Echtscheiding – huwelijke voorwaarden – dwaling

In deze zaak draait het om het volgende. Partijen zijn gehuwd geweest op huwelijkse voorwaarden welke onder meer inhouden dat tussen partijen geen enkele vorm van huwelijksgoederengemeenschap zal bestaan. Op 15 januari 2004 is het huwelijk tussen partijen ontbonden.

De vrouw vordert in deze procedure vernietiging van die huwelijkse voorwaarden. In dat kader betoogt zij dat zij ten tijde van het opmaken van die huwelijkse voorwaarden nog geen jaar in Nederland was, zodat zij de Nederlandse taal niet machtig was en de Engelse taal slechts gedeeltelijk.
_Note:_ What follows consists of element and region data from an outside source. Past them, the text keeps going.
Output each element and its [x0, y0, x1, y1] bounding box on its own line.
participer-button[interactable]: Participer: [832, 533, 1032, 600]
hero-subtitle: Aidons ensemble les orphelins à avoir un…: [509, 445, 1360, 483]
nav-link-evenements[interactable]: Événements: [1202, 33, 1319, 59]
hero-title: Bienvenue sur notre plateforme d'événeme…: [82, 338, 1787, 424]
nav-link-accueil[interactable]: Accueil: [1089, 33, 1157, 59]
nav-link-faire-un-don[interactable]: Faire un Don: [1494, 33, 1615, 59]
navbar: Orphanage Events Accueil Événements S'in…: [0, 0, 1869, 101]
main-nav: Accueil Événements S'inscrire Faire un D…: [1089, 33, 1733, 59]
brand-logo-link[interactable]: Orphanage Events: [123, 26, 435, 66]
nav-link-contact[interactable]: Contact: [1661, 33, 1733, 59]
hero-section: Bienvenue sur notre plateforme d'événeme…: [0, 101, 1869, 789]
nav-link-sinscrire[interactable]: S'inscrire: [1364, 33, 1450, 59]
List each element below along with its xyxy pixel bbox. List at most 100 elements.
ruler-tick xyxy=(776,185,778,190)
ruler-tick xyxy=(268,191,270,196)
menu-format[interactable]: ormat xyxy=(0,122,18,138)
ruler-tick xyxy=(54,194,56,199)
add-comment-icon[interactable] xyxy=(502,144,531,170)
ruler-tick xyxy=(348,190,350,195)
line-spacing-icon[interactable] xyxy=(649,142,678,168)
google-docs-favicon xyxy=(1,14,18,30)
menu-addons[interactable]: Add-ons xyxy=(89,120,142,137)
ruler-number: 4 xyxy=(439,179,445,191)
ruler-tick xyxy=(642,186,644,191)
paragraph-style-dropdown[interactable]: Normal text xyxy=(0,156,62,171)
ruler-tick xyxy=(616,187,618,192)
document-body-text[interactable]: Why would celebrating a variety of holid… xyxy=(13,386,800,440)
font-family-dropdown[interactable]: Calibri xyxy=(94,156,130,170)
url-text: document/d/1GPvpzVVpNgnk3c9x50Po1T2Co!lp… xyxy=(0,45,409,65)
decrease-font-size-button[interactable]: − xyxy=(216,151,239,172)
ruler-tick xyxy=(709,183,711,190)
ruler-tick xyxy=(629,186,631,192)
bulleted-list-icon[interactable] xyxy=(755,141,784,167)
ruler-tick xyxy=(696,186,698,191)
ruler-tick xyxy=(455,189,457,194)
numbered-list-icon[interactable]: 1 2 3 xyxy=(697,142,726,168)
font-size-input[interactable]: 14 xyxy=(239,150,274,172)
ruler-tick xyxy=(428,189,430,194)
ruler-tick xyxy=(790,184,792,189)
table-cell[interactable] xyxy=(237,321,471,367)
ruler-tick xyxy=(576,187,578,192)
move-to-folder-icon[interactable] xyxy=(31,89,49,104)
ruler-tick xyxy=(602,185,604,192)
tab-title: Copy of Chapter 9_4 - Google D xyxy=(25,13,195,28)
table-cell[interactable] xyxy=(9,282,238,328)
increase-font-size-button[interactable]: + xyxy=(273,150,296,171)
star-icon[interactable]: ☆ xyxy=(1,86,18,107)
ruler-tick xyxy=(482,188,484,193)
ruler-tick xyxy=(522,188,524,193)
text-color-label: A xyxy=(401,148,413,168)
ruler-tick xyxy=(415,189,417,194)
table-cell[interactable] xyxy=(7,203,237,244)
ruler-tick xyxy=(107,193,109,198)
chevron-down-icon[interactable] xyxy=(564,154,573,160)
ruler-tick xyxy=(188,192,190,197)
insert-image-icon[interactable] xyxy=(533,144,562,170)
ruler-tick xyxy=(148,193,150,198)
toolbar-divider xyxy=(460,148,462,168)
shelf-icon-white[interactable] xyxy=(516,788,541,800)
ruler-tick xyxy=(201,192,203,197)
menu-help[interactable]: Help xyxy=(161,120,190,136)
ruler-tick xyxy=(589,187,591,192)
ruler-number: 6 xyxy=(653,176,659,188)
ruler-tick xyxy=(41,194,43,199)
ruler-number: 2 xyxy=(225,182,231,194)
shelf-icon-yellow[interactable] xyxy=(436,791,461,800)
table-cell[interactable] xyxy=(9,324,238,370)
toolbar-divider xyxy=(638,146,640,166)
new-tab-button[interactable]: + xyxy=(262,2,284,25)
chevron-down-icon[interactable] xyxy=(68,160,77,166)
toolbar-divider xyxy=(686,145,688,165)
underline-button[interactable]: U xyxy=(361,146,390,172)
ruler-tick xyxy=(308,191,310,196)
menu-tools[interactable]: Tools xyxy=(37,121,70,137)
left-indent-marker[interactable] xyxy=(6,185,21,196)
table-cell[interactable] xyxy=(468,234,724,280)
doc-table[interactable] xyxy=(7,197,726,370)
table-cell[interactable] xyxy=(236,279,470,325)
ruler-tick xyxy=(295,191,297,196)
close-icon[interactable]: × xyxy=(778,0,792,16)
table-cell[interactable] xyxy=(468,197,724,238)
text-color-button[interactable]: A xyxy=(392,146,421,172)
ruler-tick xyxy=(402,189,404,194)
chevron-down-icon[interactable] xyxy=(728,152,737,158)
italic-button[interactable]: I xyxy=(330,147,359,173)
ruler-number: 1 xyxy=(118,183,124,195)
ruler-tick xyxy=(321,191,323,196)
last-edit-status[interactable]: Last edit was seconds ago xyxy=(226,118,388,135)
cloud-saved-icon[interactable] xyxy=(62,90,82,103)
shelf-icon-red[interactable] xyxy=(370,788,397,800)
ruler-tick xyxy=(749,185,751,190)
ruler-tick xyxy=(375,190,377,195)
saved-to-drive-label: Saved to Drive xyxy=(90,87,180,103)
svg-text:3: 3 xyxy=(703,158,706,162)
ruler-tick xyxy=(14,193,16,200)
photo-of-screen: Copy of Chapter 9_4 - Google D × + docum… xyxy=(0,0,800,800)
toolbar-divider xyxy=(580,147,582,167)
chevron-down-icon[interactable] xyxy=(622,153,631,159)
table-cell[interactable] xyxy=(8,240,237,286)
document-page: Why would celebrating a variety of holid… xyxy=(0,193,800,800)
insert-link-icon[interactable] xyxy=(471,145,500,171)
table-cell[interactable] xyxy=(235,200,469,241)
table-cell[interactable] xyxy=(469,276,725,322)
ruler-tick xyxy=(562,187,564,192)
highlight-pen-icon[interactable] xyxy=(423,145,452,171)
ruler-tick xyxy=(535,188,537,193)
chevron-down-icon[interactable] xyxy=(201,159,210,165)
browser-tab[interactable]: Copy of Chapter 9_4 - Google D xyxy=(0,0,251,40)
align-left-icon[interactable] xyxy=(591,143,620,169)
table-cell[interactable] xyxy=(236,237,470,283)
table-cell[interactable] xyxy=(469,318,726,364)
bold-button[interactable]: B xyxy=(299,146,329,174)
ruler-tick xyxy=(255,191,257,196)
Noch de man noch de notaris of enig ander persoon heeft haar voorgelicht omtrent de (rechts)gevolgen van de tussen partijen gesloten huwelijkse voorwaarden. De huwelijkse voorwaarden zijn haar niet in concept-vorm verstrekt, ze zijn niet vertaald in de Thaise of Engelse taal, noch is haar op een voor haar begrijpelijke wijze voorgehouden wat de strekking is van deze huwelijkse voorwaarden. De vrouw stelt dat zij de draagwijdte van de huwelijkse voorwaarden nooit heeft begrepen totdat zij in de echtscheidingsprocedure ermee werd geconfronteerd. Voorts stelt de vrouw dat zij nooit volledige scheiding van vermogens heeft gewild en dat zij meende dat het bezoek aan de notaris behoorde tot de noodzakelijke voorbereidselen van het huwelijk.

De man voert daartegen gemotiveerd verweer.

De rechtbank begrijpt uit de stellingen van de vrouw dat zij een beroep op dwaling doet omtrent het totstandkomen van deze huwelijkse voorwaarden, zodat de huwelijkse voorwaarden voor vernietiging in aanmerking komen.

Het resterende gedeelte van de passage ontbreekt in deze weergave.